Лаборатория уехала, к подъезду неспешно подкатил катафалк и служба надзора. Почти безучастно я наблюдала, как тело миссис Хэнли выносят из парадной в чёрном мешке и грубо, как багаж, втаскивают по полозьям внутрь машины. Катафалк небрежно стартовал с места, направившись в сторону городского крематория. Следом вышли специалисты службы надзора. Скулящая Хельга сидела в чёрном пластиковом ящике с двумя отверстиями для вентиляции. Он напомнил мне на маленький саркофаг
— Я хочу забрать собаку себе.
Не знаю, чем я руководствовалась, когда сказала это. Меня не бывает дома, мне сложно заботиться о ком-то, даже порой о себе, у меня даже кактус сдох на рабочем месте. Быть может, я просто отчаянно цеплялась за привычное. Быть может миссис Хэнли и её старая спаниэлиха дарили мне чувство, что я не одна?
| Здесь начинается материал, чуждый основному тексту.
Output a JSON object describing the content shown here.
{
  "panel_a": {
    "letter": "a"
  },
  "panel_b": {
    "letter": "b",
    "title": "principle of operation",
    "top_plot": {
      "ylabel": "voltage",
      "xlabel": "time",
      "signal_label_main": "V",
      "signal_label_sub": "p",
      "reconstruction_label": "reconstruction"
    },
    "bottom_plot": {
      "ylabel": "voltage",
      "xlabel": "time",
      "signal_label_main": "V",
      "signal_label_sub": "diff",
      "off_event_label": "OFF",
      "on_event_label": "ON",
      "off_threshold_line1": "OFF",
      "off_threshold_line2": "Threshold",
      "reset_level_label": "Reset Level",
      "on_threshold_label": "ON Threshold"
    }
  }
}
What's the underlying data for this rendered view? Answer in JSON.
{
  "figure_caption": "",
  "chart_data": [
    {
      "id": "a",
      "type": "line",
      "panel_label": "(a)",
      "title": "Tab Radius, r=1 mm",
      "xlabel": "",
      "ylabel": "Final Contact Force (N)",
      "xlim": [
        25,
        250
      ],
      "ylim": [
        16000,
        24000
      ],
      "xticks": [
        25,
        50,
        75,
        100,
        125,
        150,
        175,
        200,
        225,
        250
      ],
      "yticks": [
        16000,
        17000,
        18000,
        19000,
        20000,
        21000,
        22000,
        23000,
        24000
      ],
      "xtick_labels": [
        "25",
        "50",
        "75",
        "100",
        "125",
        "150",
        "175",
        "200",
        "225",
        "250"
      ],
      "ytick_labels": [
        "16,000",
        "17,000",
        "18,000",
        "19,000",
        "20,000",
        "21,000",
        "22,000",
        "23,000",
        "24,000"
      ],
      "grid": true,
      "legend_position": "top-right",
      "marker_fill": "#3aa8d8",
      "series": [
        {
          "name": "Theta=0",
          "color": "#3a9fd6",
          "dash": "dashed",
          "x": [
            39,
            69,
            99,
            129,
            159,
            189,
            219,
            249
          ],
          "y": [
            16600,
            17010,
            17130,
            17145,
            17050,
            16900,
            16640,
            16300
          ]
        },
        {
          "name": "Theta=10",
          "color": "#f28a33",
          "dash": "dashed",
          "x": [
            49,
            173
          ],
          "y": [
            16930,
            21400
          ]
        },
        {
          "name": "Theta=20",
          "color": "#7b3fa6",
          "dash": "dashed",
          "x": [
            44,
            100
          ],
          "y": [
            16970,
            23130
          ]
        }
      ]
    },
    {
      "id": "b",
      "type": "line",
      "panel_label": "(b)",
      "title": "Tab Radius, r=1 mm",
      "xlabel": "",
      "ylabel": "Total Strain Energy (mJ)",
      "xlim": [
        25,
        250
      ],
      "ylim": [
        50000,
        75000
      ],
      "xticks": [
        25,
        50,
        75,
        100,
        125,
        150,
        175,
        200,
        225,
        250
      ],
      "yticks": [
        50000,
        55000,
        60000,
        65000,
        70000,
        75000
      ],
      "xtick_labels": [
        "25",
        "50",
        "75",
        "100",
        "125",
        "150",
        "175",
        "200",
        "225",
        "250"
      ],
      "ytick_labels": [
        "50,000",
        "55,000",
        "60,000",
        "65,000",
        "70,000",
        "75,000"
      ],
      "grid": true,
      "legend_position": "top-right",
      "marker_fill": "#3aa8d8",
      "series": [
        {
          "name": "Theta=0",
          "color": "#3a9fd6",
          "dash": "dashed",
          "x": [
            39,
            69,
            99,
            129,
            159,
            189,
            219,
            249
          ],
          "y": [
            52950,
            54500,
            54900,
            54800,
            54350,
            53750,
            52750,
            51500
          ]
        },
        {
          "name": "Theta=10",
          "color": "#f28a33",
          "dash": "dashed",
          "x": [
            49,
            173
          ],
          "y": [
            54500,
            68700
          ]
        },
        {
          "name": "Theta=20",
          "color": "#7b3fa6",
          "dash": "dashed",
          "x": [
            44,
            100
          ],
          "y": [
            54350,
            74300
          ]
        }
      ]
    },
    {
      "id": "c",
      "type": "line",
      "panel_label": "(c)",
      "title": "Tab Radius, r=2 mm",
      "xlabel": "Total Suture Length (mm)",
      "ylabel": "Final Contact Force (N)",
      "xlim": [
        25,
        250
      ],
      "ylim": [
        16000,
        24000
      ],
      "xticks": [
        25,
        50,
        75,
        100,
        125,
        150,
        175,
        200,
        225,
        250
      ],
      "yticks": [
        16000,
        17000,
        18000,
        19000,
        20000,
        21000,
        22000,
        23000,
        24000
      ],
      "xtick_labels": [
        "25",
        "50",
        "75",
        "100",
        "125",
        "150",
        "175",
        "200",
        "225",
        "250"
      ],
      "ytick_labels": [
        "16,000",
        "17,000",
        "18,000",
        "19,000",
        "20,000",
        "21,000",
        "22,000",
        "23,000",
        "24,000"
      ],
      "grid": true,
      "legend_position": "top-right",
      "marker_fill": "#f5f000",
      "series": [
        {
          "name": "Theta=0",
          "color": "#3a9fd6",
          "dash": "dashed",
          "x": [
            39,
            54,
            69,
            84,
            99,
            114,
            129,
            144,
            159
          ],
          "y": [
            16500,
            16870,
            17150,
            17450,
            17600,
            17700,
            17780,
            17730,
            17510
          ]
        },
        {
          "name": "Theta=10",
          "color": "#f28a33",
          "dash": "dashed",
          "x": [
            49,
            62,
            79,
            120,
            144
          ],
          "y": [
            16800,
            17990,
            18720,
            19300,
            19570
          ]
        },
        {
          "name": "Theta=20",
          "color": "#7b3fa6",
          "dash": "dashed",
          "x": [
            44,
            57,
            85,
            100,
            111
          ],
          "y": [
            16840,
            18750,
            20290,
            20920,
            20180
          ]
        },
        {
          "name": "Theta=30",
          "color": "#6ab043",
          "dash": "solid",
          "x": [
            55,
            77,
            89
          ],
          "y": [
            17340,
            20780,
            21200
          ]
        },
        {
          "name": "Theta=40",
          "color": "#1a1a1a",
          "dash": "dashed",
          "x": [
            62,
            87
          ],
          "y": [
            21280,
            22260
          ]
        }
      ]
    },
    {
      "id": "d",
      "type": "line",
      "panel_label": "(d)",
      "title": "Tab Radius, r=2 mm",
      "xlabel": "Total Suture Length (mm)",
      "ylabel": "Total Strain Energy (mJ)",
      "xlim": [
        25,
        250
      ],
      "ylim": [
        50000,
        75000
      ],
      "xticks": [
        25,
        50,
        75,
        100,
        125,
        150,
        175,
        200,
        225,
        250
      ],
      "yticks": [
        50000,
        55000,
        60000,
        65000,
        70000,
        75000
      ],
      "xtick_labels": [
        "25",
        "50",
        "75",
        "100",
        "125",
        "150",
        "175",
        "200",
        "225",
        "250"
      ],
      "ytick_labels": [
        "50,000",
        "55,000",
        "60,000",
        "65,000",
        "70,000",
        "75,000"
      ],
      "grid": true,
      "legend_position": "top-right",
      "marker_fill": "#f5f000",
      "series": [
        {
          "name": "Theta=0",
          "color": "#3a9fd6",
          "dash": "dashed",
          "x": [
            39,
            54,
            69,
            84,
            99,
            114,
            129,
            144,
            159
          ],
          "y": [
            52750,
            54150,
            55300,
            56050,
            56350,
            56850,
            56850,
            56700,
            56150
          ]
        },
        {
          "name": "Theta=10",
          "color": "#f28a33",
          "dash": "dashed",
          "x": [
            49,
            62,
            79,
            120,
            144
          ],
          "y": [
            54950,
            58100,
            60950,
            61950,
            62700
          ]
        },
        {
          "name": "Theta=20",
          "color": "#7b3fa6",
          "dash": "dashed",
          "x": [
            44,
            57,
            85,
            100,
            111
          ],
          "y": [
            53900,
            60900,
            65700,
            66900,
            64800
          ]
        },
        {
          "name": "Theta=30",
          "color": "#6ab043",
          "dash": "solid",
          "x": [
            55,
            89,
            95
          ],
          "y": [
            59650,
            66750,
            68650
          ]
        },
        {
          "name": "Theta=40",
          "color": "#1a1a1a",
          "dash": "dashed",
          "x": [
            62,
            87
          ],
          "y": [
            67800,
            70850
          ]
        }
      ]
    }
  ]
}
— К сожалению, необходимо сначала отвезти её в клинику, оформить и обследовать.
— Я поеду с вами.
Ветеринарный врач лишь пожала плечами, но чинить мне препятствия не стала.
Ветеринарная клиника находилась сразу за «Оазисом», мы провели в машине двадцать неловких минут молчания, разбавляемых собачьим плачем.
— Собака слишком старая. Она может не принять нового хозяина, — бросила мне ветеринар, перед тем, как выйти. Я ничего не ответила ей.
В маленьком зале ожидания я просидела сорок минут — в столь поздний час пациентов почти не было, только лохматая кошка, которую нашли на улице безднадзорной. Животные не болеют, но в редких случаях могут быть переносчиками, поэтому закон об отлове животных действует у нас безукоризненно. Если хозяин кошки не объявится — а, судя по состоянию её шерсти, он не объявится — её ждёт усыпление. Я смотрела на кошку, кошка смотрела на меня, и кажется, мы обе понимали, какое дерьмо творится вокруг.